Losing to the Lions didn’t knock Minnesota out of the current NFC playoff race, but it was a game that closely resembled the 26 other matchups the team has taken the field for since their last postseason appearance in 2019.

The contest in Detroit began with a truckload of disappointment. At the half, the Vikings found themselves down by 14 points to a Lions team that had not earned a victory since Week 13 of the 2020 season.

Minnesota then came out and responded with 21 points in the final two quarters of the matchup. However, it was Zimmer’s defense that ultimately let the Vikings down and gave up the game-winning touchdown to the Lions as time expired.

Unlike the first few years of Zimmer’s tenure in Minnesota, the defense has been a big problem for the team since the start of the 2020 season.

Only six teams have given up more total yards to their opponents since Week 1 of the 2020 campaign than the Vikings and only five teams have allowed more points than Minnesota in this same time span.
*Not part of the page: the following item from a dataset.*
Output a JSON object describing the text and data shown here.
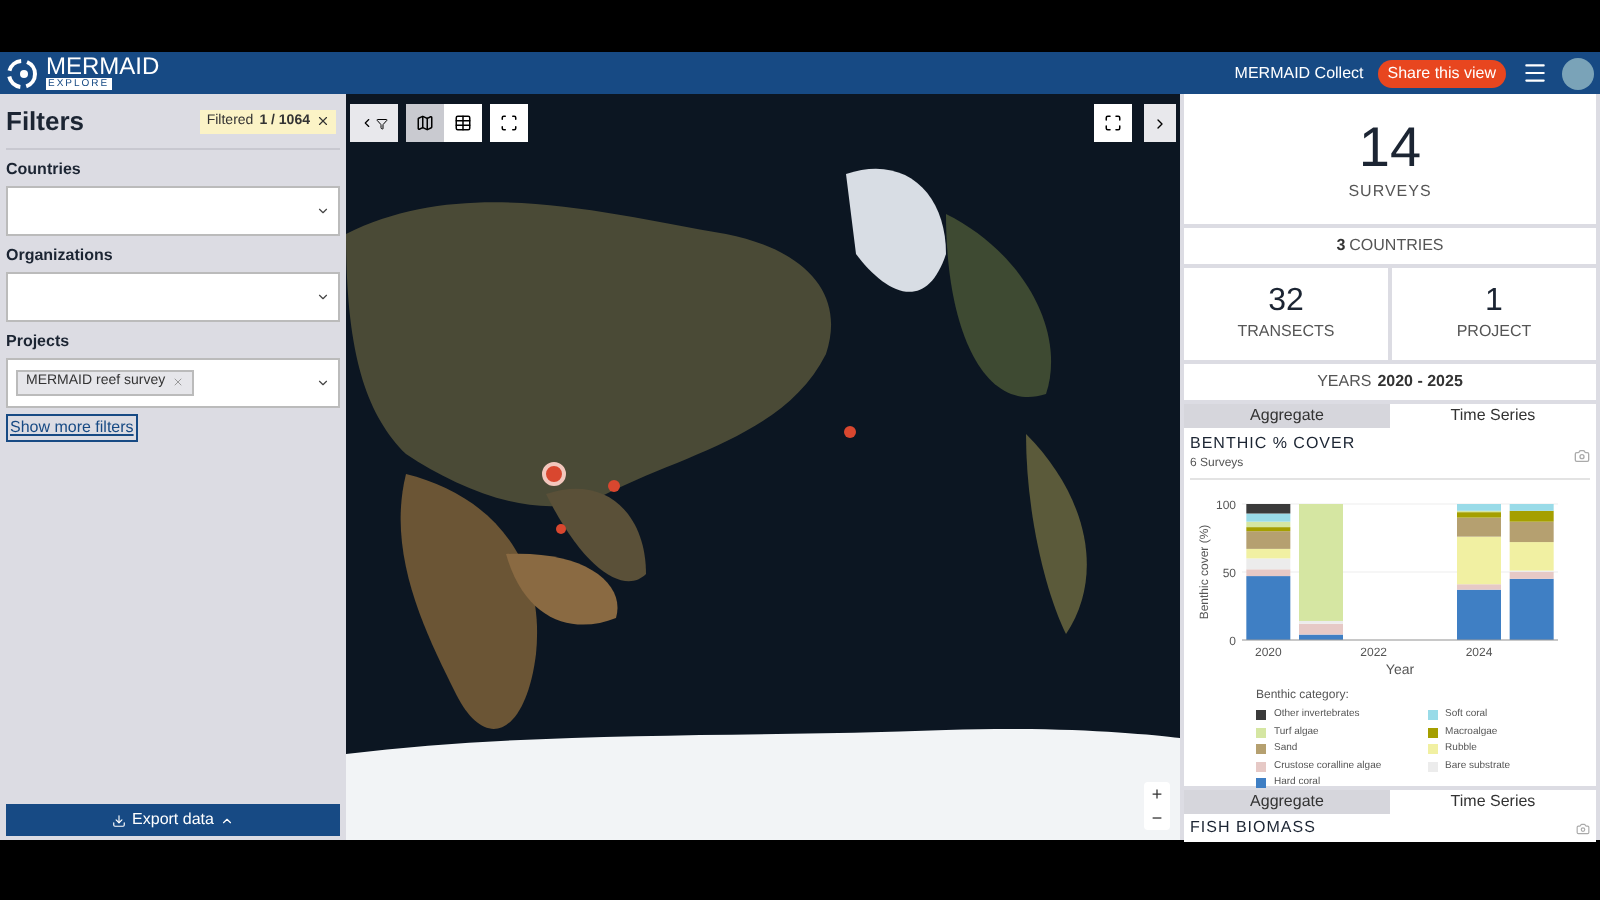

There’s not much of a point in a team keeping around a defensive guy as their head coach if the defense has been the weakest part of the team more often than not during the last two years.

Could some of Minnesota’s defensive struggles have to do with the team having not one, but two defensive coordinators? After George Edwards left in 2020, Zimmer gave a nice big slap in the face to his longtime friend and colleague, Andre Patterson, by making him the co-defensive coordinator with Zimmer’s son, Adam.

When has there ever been a successful defense in the history of the NFL that was coordinated by two coaches? If you’re struggling to come up with an answer it’s because there isn’t one.

At the same time, who knows how much responsibility Minnesota’s co-defensive coordinators even have since the older Zimmer is the one who still calls the plays for the defense during each of their games.

When it’s come to a bunch of his hiring decisions during the last few years, it’s really just felt like Zimmer has mailed it in. Unsurprisingly, the lack of effort it seems like he put into finding new offensive and defensive coordinators during the last two years hasn’t resulted in the Vikings winning the NFC North or making it back to the NFC Championship.

Instead, Minnesota is now heading into a position that they haven’t been in since 2013 when they were experiencing the final weeks of Leslie Frazier as their team’s head coach.

Even with some of Zimmer’s recent on-the-field decisions (especially the final drive in Detroit), it just feels like he’s been putting in the minimal amount of effort with the hopes that his players will just find a way to squeeze out a win.

Has Zimmer lost the fire he had when he first became the head coach of the Vikings? Does he even want to be Minnesota’s head coach anymore? Or is he just burnt out like the majority of his defensive players in the fourth quarter this season?